While only 17 per cent of young people say they received a good level of financial education at school, a striking 86 per cent believe it should be taught.

Ask them what they want from a career, and the answers look remarkably like a job description for a good adviser. Four in five want interesting work. Nearly two thirds value salary potential. More than half want job security. Over half are motivated by roles that help people or society.

The problem, then, is not that young people dislike money, or even that they dislike helping others make financial decisions. It is that they do not recognise financial advice as the place where those things happen.

Into that gap has stepped the finfluencer.

Emplifi, a social analytics firm, analysed finance creators across major platforms and identified around 109,000 financial influencer accounts on Instagram and roughly 31,000 on YouTube, using a modest definition of influence. That is before TikTok, X or Facebook are even counted.

In the UK, while there is no official census, curated directories suggest a large and highly active personal finance creator community. Feedspot’s list of the “Top 70 UK Personal Finance Influencers in 2026” identifies at least 70 UK-based creators on Instagram alone.

Regulatory response has not kept pace.

According to Financial Planning Today, FCA enforcement action against finfluencers rose by 174 per cent in 2025. That sounds dramatic until you see the number. Seventy-four actions in total.

Only 13 per cent involved criminal action or arrests. Most were warning alerts or interviews. The FCA says its crackdown will result in around 650 takedown requests.

For context, Canada recorded more than double the number of enforcement actions in the same period, despite having a smaller population.

Broker Chooser’s analysis of TikTok finance videos found that just 6 per cent encouraged viewers to do their own research, while 80 per cent contained potentially misleading information.

This is the asymmetry young people see.

On one side, advisers are older, qualified, regulated, insured, fee-transparent, accountable, personally liable, and subject to intense scrutiny. They train for years, take exams, maintain CPD, pay levies, and carry the consequences when things go wrong.

On the other, finfluencers are younger, charismatic, lightly regulated, often paid opaquely, offer no personalised advice, accept no responsibility, and disappear quietly when their content causes harm.

Guess which one looks more accessible to a 22-year-old scrolling on their phone.

So what is the answer?

First, the profession needs to reclaim the story of what advice actually is. Financial planning is not accountancy with better suits. It is behavioural coaching, ethical judgement, life planning and long-term relationship building. Until that is clearly communicated, young people will continue to assume the job is about spreadsheets rather than people.

Second, career routes need to look like routes, not endurance tests. The lang cat research shows barriers are perceived as high and opaque. Clear apprenticeships, paid training pathways and visible progression would make a material difference. Other professions have solved this. Financial advice has not, at least not at scale.

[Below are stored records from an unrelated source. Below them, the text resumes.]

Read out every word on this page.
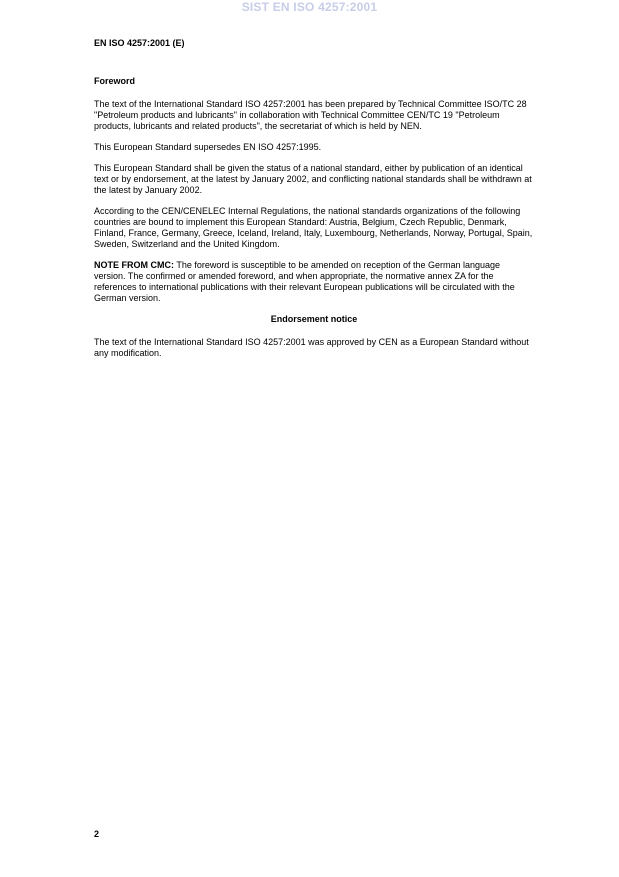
SIST EN ISO 4257:2001
EN ISO 4257:2001 (E)
Foreword

The text of the International Standard ISO 4257:2001 has been prepared by Technical Committee ISO/TC 28 "Petroleum products and lubricants" in collaboration with Technical Committee CEN/TC 19 "Petroleum products, lubricants and related products", the secretariat of which is held by NEN.

This European Standard supersedes EN ISO 4257:1995.

This European Standard shall be given the status of a national standard, either by publication of an identical text or by endorsement, at the latest by January 2002, and conflicting national standards shall be withdrawn at the latest by January 2002.

According to the CEN/CENELEC Internal Regulations, the national standards organizations of the following countries are bound to implement this European Standard: Austria, Belgium, Czech Republic, Denmark, Finland, France, Germany, Greece, Iceland, Ireland, Italy, Luxembourg, Netherlands, Norway, Portugal, Spain, Sweden, Switzerland and the United Kingdom.

NOTE FROM CMC: The foreword is susceptible to be amended on reception of the German language version. The confirmed or amended foreword, and when appropriate, the normative annex ZA for the references to international publications with their relevant European publications will be circulated with the German version.

Endorsement notice

The text of the International Standard ISO 4257:2001 was approved by CEN as a European Standard without any modification.

2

Third, regulation needs to be credible, consistent and visible. Advisers operate in one of the most tightly regulated professional environments in the UK. Finfluencers operate in something closer to a suggestion. If regulators believe finfluencers pose real consumer harm, enforcement needs to reflect that belief in volume and visibility.

Fourth, the industry needs to meet younger audiences where they already are, without becoming what it criticises. That does not mean turning advisers into TikTok personalities. It does mean using modern channels to explain what advisers actually do, how they help people, and why professionalism matters.

Finally, there is a collective choice to be made. Either financial advice invests in renewal, communication and proportional regulation, or it accepts a future in which growing numbers of consumers take financial guidance from unqualified influencers whose incentives are opaque and whose accountability ends at the edge of a screen.

If nothing changes, the outcome should not surprise us.

The next generation will not reject financial advice because it lacks value. They will reject it because nobody explained why it mattered, while finfluencers were only a swipe away.